Paradiso di Manfredi
Uscirà fra due anni sul mercato. Vino autentico che racconta la propria terra, e sono le sue imperfezioni a renderlo unico. Arancia sanguinella, conchiglie, pelle. Una bomba di sapore, dove il frutto esplode foderando il palato, aiutato dalla dolcezza dei tannini che lavorano dietro le quinte.
Fattoria il Pino
Sempre molto delicati i vini di Jessica. Il rischio poteva essere di trovare un vino slavato, ma manco per niente! Rosmarino e agrume, iodio e frutto delicato. Una trama che avvolge, lo perdiamo per qualche secondo ma poi ritorna tutto in vibrazione. Vino divertentissimo, con tannini morbidi e cesellati.
Albareti
La sincerità fatta Brunello. Boschivo, di resina e di polpa. Un grip riscontrabile solo in un altro vino pari annata. Frutto ora rosso ora nero. Una delle vigne più belle di tutto l’areale. Già da un paio di anni una delle migliori interpretazioni di sangiovese.
Baricci
È forse il Brunello più indietro di tutti. Ha un’anima d’antan, serrato e acido da morì. Uno sviluppo in questo momento solo pensato, ma tu che pensi della 2014 da bere entro pochi anni: bevi Baricci e poi muori.
Piombaia
Sono sempre stati vini pieni di vitalità, ma con qualche difettuccio di troppo. Oggi, per quanto mi riguarda, i vini di Francesco, hanno trovato una quadra inarrivabile. Bellissimo frutto vivo, agrume, grip e sapore. Una sostanza mai doma, che riempie ma scorre. Una vena minerale, salata, chiamatela come volete, sicuramente uno degli assaggi più convincenti di tutta la manifestazione.
Poggio di Sotto
Non saranno i vini di cui ci aveva abituato Palmucci, ma questa versione me la prenderei volentieri. Frutto paradossalmente candito, mandarino con lieve nota boise. La volatile timbro di fabbrica che veicola un sorso aereo, dinamico e salubre.
Le Ripi
Al contrario delle precedenti uscite, dove l’iper estrazione dilaga, questo è scarico ma non scarno, definito e salatissimo. La volatile è un surplus, mai denigrarla, una sottigliezza agrumata ed un frutto saporito a contorno. Riesce a distendersi con la leggerezza dei grandi vini.
Uccelliera
Anche questo vino, solitamente scuro e “ciccio”, in questa versione si mostra in sottrazione e definizione, agrume e sandalo, il frutto sfugge un filo, ma ha sale e tannino maturo.
Ragnaie VV
Riccardo Campinoti tira fuori dal cilindro (già uscito due anni fa) un capolavoro assoluto. Un Brunello declassato a rosso che sussurra. Ha più spalla del fratellino “Petroso”, ma non solo. Tannino saporito e succo da perder la testa. Una bottiglia non basta. Sorso pericolosamente inarrestabile.

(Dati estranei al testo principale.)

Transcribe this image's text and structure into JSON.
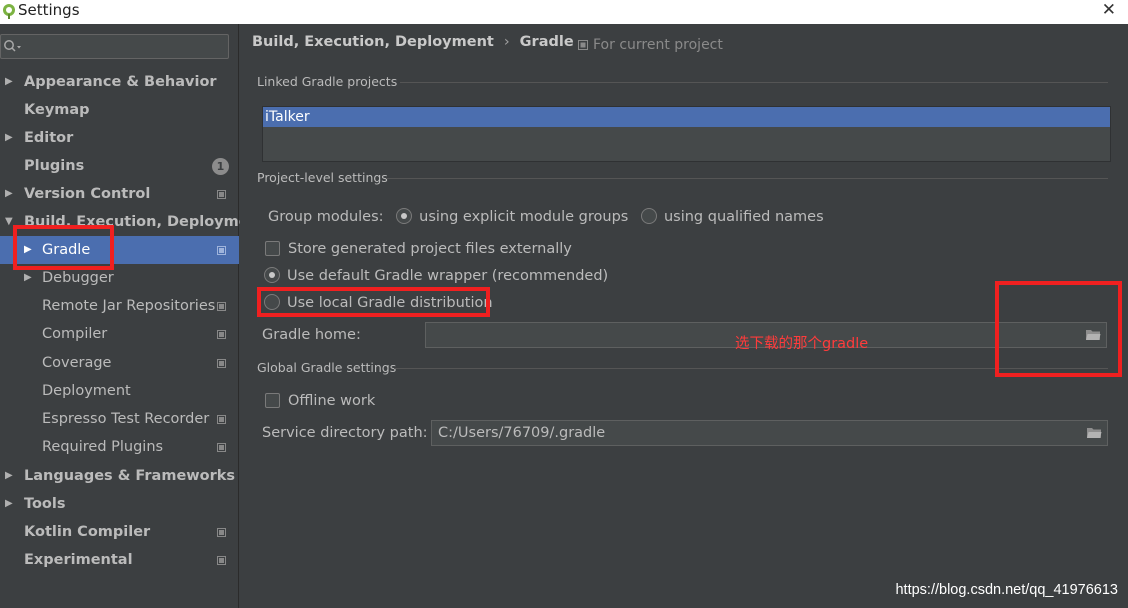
{
  "window": {
    "title": "Settings",
    "close_glyph": "✕"
  },
  "sidebar": {
    "search_placeholder": "",
    "items": [
      {
        "label": "Appearance & Behavior",
        "expand": "▶",
        "bold": true
      },
      {
        "label": "Keymap",
        "bold": true
      },
      {
        "label": "Editor",
        "expand": "▶",
        "bold": true
      },
      {
        "label": "Plugins",
        "bold": true,
        "badge": "1"
      },
      {
        "label": "Version Control",
        "expand": "▶",
        "bold": true
      },
      {
        "label": "Build, Execution, Deployment",
        "expand": "▼",
        "bold": true
      },
      {
        "label": "Gradle",
        "expand": "▶",
        "selected": true
      },
      {
        "label": "Debugger",
        "expand": "▶"
      },
      {
        "label": "Remote Jar Repositories"
      },
      {
        "label": "Compiler"
      },
      {
        "label": "Coverage"
      },
      {
        "label": "Deployment"
      },
      {
        "label": "Espresso Test Recorder"
      },
      {
        "label": "Required Plugins"
      },
      {
        "label": "Languages & Frameworks",
        "expand": "▶",
        "bold": true
      },
      {
        "label": "Tools",
        "expand": "▶",
        "bold": true
      },
      {
        "label": "Kotlin Compiler",
        "bold": true
      },
      {
        "label": "Experimental",
        "bold": true
      }
    ]
  },
  "breadcrumb": {
    "parent": "Build, Execution, Deployment",
    "separator": "›",
    "current": "Gradle"
  },
  "for_current_project": "For current project",
  "linked": {
    "title": "Linked Gradle projects",
    "projects": [
      "iTalker"
    ]
  },
  "project_level": {
    "title": "Project-level settings",
    "group_modules_label": "Group modules:",
    "group_option_1": "using explicit module groups",
    "group_option_2": "using qualified names",
    "group_selected": "using explicit module groups",
    "store_externally": "Store generated project files externally",
    "use_wrapper": "Use default Gradle wrapper (recommended)",
    "use_local": "Use local Gradle distribution",
    "gradle_home_label": "Gradle home:",
    "gradle_home_value": ""
  },
  "annotation": {
    "text": "选下载的那个gradle",
    "color": "#ff3b3b"
  },
  "global": {
    "title": "Global Gradle settings",
    "offline_work": "Offline work",
    "service_dir_label": "Service directory path:",
    "service_dir_value": "C:/Users/76709/.gradle"
  },
  "watermark": "https://blog.csdn.net/qq_41976613",
  "colors": {
    "selection": "#4b6eaf",
    "background": "#3c3f41",
    "annotation_box": "#f02020"
  }
}
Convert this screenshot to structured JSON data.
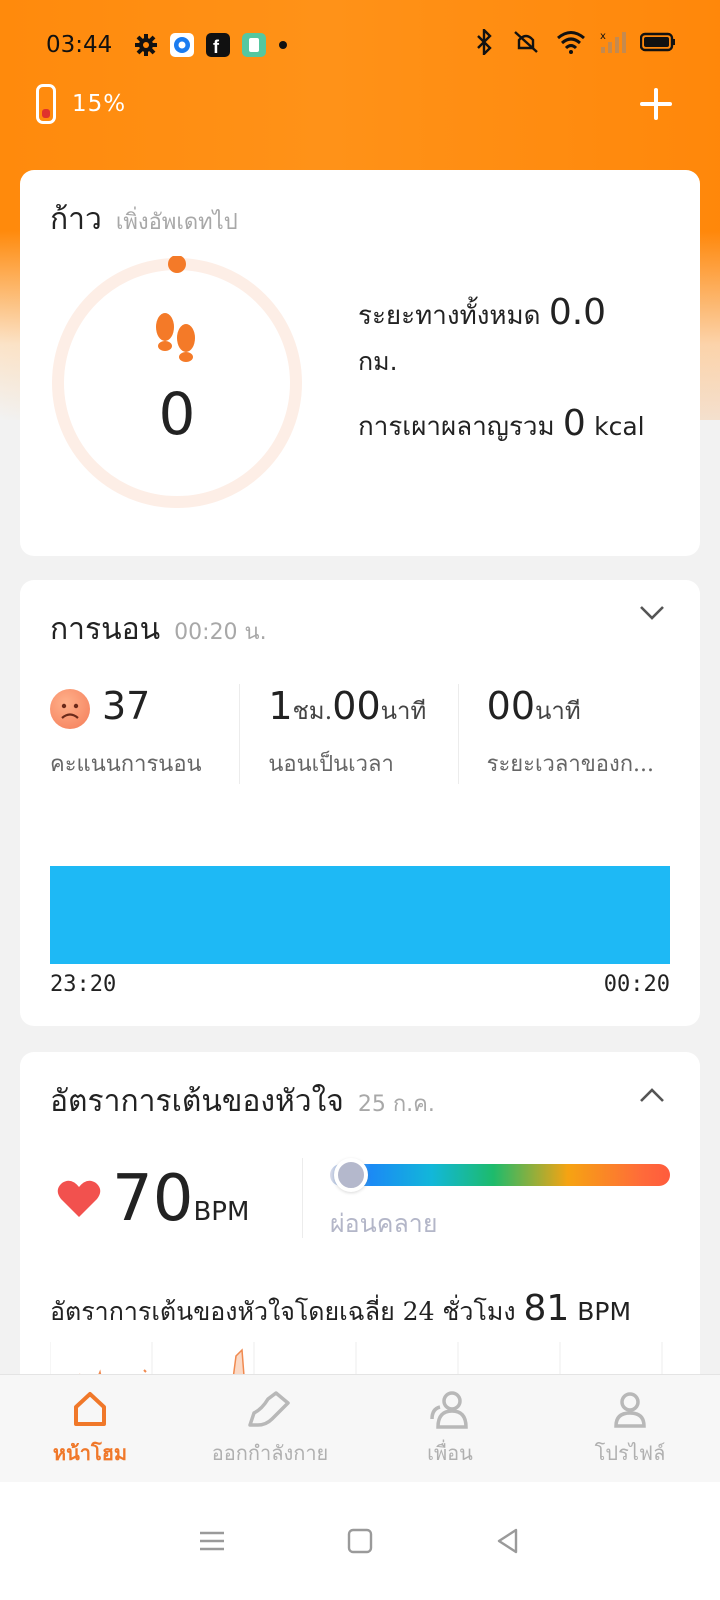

Brunello di Montalcino riserva 2013
Canalicchio di Sopra
Uve provenienti tutte dalla collina di Montosoli. Vino profondo e sottile allo stesso tempo. Un filo di alcol ancora leggermente slegato dal corpo del vino che si assesterà col tempo. Un frutto rosso definito, menta fresca, tabacco e salsedine. Coerenza gusto/olfattiva lineare, il sale che si inserisce a grana larga, slanciandosi verso l’infinito.
Sesti “Phenomena”
A differenza delle ultime uscite, dove il legno e l’estrazione massiccia coprivano di fatto il sangiovese e ossidavano il frutto, questa riserva sembra parlare un’altra lingua. Fiori e agrumi, nitidezza del frutto e spezia calda. Alcol integrato molto bene, finezza del tannino e sapore di sangiovese.
Marroneto “Madonna delle Grazie”
Prima uscita per la versione riserva, solo in magnum.
Energico e martellante, fitto e unito. Ad oggi risulta tanto serrato, possiamo solo immaginare dove possa arrivare.
Gianni Brunelli
Polpa, balsami e schiettezza. Vino molto coeso, dove le forze dinamiche virano all’equilibrio costante. Niente sbavature e finale ordinanato.